Buoni esperimenti dei social network

Redazione

Twitter ci mette in guardia dalla viralità ignorante, Facebook assume giornalisti

E’ capitato a tutti: vedi su Twitter un articolo con un titolo avvincente, che rispecchia esattamente quello che stai pensando sul tema caldo della giornata (le elezioni, il populismo, la rimozione delle statue) e lo ritwitti senza pensarci, e senza nemmeno leggerlo. Non sei l’unico: secondo uno studio del 2016 delle Columbia University e di Microsoft il 59 per cento dei link postati su Twitter non viene mai cliccato. Oppure su Facebook: leggi il titolo di un articolo sulle ultime dichiarazioni di Salvini, di Zingaretti o del Papa e subito scrivi un commento indignato o adorante, senza aver prima letto l’articolo per intero. Anche questa pratica è assai diffusa, benché non ci siano dati certi. 

 

 

Twitter vuole cercare di porre fine alla viralità ignorante, e mercoledì ha annunciato una nuova funzione, per ora attiva soltanto sulla app Android: quando un utente cerca di ritwittare un articolo senza prima averlo letto (Twitter sa chi clicca sull’articolo e chi no, non si può barare) potrebbe apparire un messaggio che chiede se forse non sarebbe meglio aprirlo, il link, prima di diffonderlo a parenti e conoscenti.
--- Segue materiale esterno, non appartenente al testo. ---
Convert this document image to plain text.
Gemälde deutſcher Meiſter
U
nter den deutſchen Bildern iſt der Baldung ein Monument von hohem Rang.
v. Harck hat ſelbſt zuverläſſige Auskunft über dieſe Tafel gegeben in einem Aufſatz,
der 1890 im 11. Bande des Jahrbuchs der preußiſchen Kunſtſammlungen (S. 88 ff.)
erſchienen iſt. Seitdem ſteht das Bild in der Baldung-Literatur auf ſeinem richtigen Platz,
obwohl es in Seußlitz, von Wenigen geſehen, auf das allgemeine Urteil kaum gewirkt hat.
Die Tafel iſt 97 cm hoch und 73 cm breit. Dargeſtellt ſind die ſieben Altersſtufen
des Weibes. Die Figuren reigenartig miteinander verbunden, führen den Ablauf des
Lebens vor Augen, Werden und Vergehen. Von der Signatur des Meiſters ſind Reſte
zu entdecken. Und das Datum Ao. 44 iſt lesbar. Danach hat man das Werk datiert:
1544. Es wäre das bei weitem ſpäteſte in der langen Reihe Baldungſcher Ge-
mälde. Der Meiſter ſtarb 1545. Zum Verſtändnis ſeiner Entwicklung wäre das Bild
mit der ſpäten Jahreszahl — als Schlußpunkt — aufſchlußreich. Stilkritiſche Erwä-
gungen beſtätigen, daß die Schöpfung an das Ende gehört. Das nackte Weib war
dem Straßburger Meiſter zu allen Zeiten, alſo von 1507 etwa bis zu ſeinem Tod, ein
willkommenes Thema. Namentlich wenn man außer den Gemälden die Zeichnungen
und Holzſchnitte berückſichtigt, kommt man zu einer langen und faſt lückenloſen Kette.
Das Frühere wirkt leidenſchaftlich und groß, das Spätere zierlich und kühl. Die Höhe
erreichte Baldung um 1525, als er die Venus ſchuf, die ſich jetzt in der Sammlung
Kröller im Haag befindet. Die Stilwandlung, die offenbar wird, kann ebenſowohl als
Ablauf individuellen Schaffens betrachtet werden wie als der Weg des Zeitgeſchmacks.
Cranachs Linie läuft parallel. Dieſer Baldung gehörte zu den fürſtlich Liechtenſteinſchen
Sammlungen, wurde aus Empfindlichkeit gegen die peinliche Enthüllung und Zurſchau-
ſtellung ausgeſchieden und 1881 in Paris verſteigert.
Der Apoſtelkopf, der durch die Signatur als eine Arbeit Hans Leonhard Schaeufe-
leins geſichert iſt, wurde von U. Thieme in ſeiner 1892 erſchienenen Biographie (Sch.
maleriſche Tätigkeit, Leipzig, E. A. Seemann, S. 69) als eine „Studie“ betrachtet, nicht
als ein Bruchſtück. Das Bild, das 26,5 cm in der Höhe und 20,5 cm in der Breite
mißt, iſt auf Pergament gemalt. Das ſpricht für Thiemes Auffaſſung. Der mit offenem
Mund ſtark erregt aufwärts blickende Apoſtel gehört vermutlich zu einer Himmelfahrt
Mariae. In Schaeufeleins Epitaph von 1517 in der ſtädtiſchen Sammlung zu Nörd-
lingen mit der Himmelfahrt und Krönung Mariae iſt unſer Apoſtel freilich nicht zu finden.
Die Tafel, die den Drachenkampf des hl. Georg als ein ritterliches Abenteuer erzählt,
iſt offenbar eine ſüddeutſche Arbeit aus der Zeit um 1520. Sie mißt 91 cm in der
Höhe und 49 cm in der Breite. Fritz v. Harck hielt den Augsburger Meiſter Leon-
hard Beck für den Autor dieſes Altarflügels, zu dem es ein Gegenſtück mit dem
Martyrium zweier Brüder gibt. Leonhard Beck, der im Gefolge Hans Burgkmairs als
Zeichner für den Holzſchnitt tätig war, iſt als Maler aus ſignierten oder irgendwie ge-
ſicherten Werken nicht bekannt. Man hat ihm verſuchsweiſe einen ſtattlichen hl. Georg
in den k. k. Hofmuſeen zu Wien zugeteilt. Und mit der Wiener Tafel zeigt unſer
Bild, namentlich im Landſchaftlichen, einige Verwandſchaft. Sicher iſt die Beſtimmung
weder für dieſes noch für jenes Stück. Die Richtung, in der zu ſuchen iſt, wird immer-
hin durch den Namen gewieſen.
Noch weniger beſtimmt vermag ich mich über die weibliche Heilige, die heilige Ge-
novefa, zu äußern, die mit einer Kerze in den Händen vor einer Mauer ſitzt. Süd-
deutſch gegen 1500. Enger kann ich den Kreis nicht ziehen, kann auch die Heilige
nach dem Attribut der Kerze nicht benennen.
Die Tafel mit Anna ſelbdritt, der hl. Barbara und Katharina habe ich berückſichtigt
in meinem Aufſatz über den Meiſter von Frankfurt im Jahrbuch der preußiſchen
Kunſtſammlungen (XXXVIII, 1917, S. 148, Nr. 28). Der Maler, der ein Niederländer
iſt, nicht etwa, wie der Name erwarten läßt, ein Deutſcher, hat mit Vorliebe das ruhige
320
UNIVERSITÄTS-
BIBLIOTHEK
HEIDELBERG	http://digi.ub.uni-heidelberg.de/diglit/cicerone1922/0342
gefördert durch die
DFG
L’iniziativa di Twitter sembra terribilmente paternalista, e un po’ lo è, ma si inserisce nel contesto di una revisione generale delle pratiche del social network per rendere più civile la conversazione online – il cambiamento più importante, ovviamente, riguarda la decisione di non escludere Donald Trump dal fact checking dei tweet. Twitter si muove in modo molto interessante nel tentativo di cambiare il mondo disfunzionale dei social media. Nel frattempo Facebook, che di sfiorare Trump non ne vuole sapere, fa esperimenti su altri fronti: negli Stati Uniti ha assunto giornalisti per attivare una sezione di news sul social network. Gli ultimi giornalisti che hanno lavorato a Facebook furono licenziati perché accusati di essere troppo di sinistra. Furono sostituiti con gli algoritmi, che però cominciarono a diffondere teorie del complotto. Ora Facebook ci riprova. I social esistono da oltre un decennio e hanno un ruolo essenziale per la società e la democrazia, ma la strada per la responsabilità è ancora lunga.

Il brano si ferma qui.